Casting around for what to read after this, I was saved from less good crime novels by the arrival from Amazon of my graduate school colleague Priscilla Gilman's The Anti-Romantic Child: A Story of Unexpected Joy. I started reading, and I really and truly couldn't put it down; it's a pretty extraordinary book, I kind of think everyone should read it!

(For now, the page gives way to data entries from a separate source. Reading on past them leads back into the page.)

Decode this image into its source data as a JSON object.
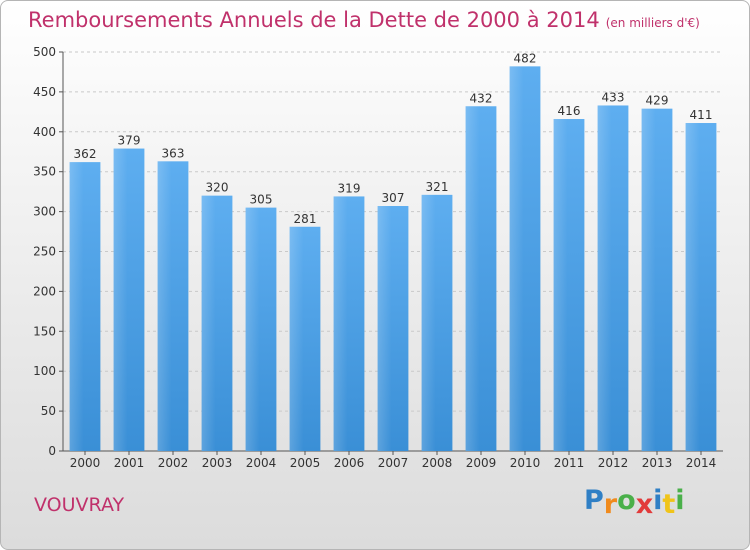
{
  "chart_data": {
    "type": "bar",
    "title": "Remboursements Annuels de la Dette de 2000 à 2014",
    "subtitle": "(en milliers d'€)",
    "categories": [
      "2000",
      "2001",
      "2002",
      "2003",
      "2004",
      "2005",
      "2006",
      "2007",
      "2008",
      "2009",
      "2010",
      "2011",
      "2012",
      "2013",
      "2014"
    ],
    "values": [
      362,
      379,
      363,
      320,
      305,
      281,
      319,
      307,
      321,
      432,
      482,
      416,
      433,
      429,
      411
    ],
    "ylim": [
      0,
      500
    ],
    "yticks": [
      0,
      50,
      100,
      150,
      200,
      250,
      300,
      350,
      400,
      450,
      500
    ],
    "grid": true,
    "bar_color": "#3a8fd6",
    "title_color": "#c0316b"
  },
  "footer": {
    "city": "VOUVRAY",
    "logo_letters": [
      {
        "ch": "P",
        "color": "#2f7fc5"
      },
      {
        "ch": "r",
        "color": "#f08a1c"
      },
      {
        "ch": "o",
        "color": "#4ab04a"
      },
      {
        "ch": "x",
        "color": "#e23a3a"
      },
      {
        "ch": "i",
        "color": "#2f7fc5"
      },
      {
        "ch": "t",
        "color": "#f0c419"
      },
      {
        "ch": "i",
        "color": "#4ab04a"
      }
    ]
  }
}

Like Oliver Sacks, Priscilla manages to write about a life of deficits and losses in a way that shows, without minimizing the associated difficulties and costs, the magical forms of recompense that come along with them; she also manages to pull off something that often makes me cringe, the attempt to articulate (as opposed to taking as given, which is what I do) that literature is meaningful in some large part because of what it tells us about life. "As someone who has lived to learn," Priscilla writes of herself (she is a Yale graduate and taught at Yale and at Vassar before becoming a literary agent), she found in her son Benj, who has never been diagnosed with a specific label but who has battled a wide range of motor and social deficits that leave him perhaps best described as 'borderline Asperger's,' her "greatest and most meaningful coursework": and the book is an emotionally authentic and intellectually illuminating account of what she learned as Benj's mother and how it changed her.

Really I probably have time to read one more book before I go to sleep, but it is going to be difficult to top that one!...

Friday, September 17, 2010

Chompers

From Sam Leith's review of Donald Sturrock's Roald Dahl biography: "though he donated his early royalties to charity, Dahl used the syndication money for the short story ‘Shot Down Over Libya’ for a treat: a $380 set of false teeth (‘new set of clackers’) hand-made from gold and platinum by Lord Halifax’s dentist."